Libye: pour l’UE, l’absence d’institutions accroît la crise migratoire

Des migrants à proximité des côtes libyennes, le 29 septembre 2015.
© REUTERS/Ismail Zitouny

Le rejet du plan de paix en Libye est un frein à l’immigration clandestine, regrette Bruxelles. Chaque semaine, dans le pays, des dizaines de migrants risquent leur vie pour tenter de gagner l’île italienne de Lampedusa. L’instabilité institutionnelle empêche d’y mettre fin avec deux autorités politiques qui se disputent le pouvoir : celle exilée à Tobrouk est la seule reconnue par la communauté internationale, l’autre est installée à Tripoli. L’accord parrainé par l’ONU prévoyait de mettre sur pied un gouvernement d’union, mais les deux parties l’ont rejeté.
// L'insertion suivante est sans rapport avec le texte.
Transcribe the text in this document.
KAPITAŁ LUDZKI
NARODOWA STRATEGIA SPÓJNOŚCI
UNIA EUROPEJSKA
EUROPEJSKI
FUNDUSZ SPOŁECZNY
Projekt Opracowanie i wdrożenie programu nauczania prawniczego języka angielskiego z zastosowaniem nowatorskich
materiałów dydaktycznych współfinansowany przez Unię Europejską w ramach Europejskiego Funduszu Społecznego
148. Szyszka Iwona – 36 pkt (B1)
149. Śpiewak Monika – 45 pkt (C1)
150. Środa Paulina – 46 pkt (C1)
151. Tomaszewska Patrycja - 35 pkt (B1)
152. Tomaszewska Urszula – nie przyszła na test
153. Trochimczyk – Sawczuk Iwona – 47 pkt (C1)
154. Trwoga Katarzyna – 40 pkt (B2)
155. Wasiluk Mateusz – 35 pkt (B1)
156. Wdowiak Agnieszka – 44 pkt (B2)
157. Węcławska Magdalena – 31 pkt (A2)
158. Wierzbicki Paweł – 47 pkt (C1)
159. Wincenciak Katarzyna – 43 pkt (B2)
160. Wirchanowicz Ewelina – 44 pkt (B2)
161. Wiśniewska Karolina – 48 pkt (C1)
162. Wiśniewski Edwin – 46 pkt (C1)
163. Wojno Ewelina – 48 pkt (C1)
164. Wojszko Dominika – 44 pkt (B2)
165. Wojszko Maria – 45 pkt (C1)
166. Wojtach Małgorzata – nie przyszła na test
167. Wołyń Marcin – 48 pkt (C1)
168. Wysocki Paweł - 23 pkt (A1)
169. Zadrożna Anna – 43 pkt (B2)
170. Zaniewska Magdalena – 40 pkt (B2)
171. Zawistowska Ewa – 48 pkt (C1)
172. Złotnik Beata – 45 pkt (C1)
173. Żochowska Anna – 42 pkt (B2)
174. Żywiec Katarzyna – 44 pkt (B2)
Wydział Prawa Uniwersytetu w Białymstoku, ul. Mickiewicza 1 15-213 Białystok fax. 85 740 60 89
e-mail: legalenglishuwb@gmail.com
Six corps, dont celui d'une fillette de trois ans, ont été retrouvés sur une plage à 60 kilomètres à l'est de Tripoli, ce mercredi. Les autorités qui tiennent la capitale ont des garde-côtes qui tentent d’intercepter ces bateaux, mais elles ne sont pas légitimes aux yeux de communauté internationale. Bruxelles espérait avoir un véritable partenaire sur ce dossier, mais le plan de stabilisation de l’ONU, qui prévoyait un gouvernement d’union, vient d’être rejeté.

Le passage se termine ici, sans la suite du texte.